It might not be what you’d expect of a Boston-bred boy of Sicilian-American heritage, but Tony Messina is turning out some of the finest sashimi the city has to offer.
Messina started working with a caterer at the age of 14, but left cooking in his late teens to pursue other interests, including a stint as one of Boston’s finest when he joined the police academy. Eventually, however, he felt the call of the kitchen too strongly and found his way to Michael Schlow’s Alta Strada, an Italian restaurant in Wellesley, Massachusetts. From there he moved to No. 9 Park under Chef Colin Lynch which led to a position on the opening team of Menton.
Feeling a bit stuck creatively by Western cuisine, Messina jumped when he heard former Uni Chef Chris Chung was planning to open his own restaurant.
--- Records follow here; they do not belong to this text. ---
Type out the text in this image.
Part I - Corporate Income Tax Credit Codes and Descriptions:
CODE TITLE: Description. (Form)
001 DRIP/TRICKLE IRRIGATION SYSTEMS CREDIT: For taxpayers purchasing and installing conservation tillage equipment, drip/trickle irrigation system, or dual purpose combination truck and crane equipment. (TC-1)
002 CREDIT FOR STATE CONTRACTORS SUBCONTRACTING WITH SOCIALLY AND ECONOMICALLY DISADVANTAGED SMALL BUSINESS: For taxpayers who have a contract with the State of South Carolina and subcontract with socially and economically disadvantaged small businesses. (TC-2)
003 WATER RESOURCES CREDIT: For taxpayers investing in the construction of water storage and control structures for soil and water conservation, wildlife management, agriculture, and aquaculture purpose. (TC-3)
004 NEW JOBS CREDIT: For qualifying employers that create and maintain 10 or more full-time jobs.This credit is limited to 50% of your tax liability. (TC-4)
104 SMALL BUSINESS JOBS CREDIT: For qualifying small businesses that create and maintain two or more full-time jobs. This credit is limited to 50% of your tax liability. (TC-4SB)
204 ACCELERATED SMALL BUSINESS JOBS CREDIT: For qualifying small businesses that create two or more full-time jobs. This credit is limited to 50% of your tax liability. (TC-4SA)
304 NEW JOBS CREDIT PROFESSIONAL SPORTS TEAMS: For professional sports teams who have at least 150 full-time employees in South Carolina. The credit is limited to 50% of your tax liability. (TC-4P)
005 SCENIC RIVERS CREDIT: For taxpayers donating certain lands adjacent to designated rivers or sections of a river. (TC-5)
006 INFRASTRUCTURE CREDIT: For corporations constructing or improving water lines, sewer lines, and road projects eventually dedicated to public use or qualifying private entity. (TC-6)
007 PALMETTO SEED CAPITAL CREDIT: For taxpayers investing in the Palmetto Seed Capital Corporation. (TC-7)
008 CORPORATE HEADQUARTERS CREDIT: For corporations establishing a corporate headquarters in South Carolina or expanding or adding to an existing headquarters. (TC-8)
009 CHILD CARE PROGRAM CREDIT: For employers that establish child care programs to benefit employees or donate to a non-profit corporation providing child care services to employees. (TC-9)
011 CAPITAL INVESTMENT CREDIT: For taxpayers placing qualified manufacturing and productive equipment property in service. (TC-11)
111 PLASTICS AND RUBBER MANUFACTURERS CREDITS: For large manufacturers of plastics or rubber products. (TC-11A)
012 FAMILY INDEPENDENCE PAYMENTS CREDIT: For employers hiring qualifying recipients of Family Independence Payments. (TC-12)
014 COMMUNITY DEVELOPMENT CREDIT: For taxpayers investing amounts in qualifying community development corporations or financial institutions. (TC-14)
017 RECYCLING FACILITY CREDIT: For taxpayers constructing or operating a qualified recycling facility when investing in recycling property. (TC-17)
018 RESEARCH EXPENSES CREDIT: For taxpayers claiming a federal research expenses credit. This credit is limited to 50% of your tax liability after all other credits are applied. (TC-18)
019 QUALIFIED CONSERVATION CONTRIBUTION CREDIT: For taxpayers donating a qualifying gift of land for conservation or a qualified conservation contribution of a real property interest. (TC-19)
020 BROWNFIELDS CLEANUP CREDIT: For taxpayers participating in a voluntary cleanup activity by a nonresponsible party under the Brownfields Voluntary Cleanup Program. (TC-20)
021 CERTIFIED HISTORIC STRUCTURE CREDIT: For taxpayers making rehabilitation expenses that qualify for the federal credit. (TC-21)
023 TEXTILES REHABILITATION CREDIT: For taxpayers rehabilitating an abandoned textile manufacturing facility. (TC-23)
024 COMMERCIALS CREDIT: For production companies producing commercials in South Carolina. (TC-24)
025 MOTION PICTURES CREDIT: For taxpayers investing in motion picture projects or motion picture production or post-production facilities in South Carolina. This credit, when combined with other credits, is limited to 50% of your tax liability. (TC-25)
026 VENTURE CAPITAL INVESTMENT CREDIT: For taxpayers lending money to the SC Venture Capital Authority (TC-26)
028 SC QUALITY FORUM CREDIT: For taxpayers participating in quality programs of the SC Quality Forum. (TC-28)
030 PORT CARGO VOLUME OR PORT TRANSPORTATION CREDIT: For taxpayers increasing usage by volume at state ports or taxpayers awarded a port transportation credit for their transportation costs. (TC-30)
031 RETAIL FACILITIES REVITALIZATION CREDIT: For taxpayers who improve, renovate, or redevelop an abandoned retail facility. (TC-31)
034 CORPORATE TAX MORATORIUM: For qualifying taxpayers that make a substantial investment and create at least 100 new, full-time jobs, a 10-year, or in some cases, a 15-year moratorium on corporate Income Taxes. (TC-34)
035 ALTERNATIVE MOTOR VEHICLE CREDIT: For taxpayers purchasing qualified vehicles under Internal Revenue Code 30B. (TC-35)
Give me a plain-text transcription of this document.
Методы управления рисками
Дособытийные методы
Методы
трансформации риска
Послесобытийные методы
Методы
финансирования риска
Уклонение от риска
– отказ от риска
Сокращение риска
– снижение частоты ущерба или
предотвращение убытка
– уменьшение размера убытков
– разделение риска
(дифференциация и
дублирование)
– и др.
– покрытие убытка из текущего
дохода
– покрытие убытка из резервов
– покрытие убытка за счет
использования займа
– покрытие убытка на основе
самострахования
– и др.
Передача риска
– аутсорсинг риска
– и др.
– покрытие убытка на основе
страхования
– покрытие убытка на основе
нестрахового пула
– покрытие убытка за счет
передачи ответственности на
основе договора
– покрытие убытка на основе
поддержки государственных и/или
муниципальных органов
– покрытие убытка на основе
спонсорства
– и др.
After a stage, Chung offered Messina a position at Aka Bistro—if he could bear to wait four months. In the meantime, Messina staged wherever he could, picking up tips and techniques along the way. After a year and a half of immersing himself in Japanese cuisine: learning everything he could from Chung, and reading anything he couldn’t, the executive chef position at Uni resurfaced. Again, Messina jumped and landed the role. Although Uni reads Japanese, Messina describes the cuisine as more globally influenced—using traditionally Japanese ingredients and filtering them through other cuisines—a philosophy surely cultivated by that strong Italian upbringing.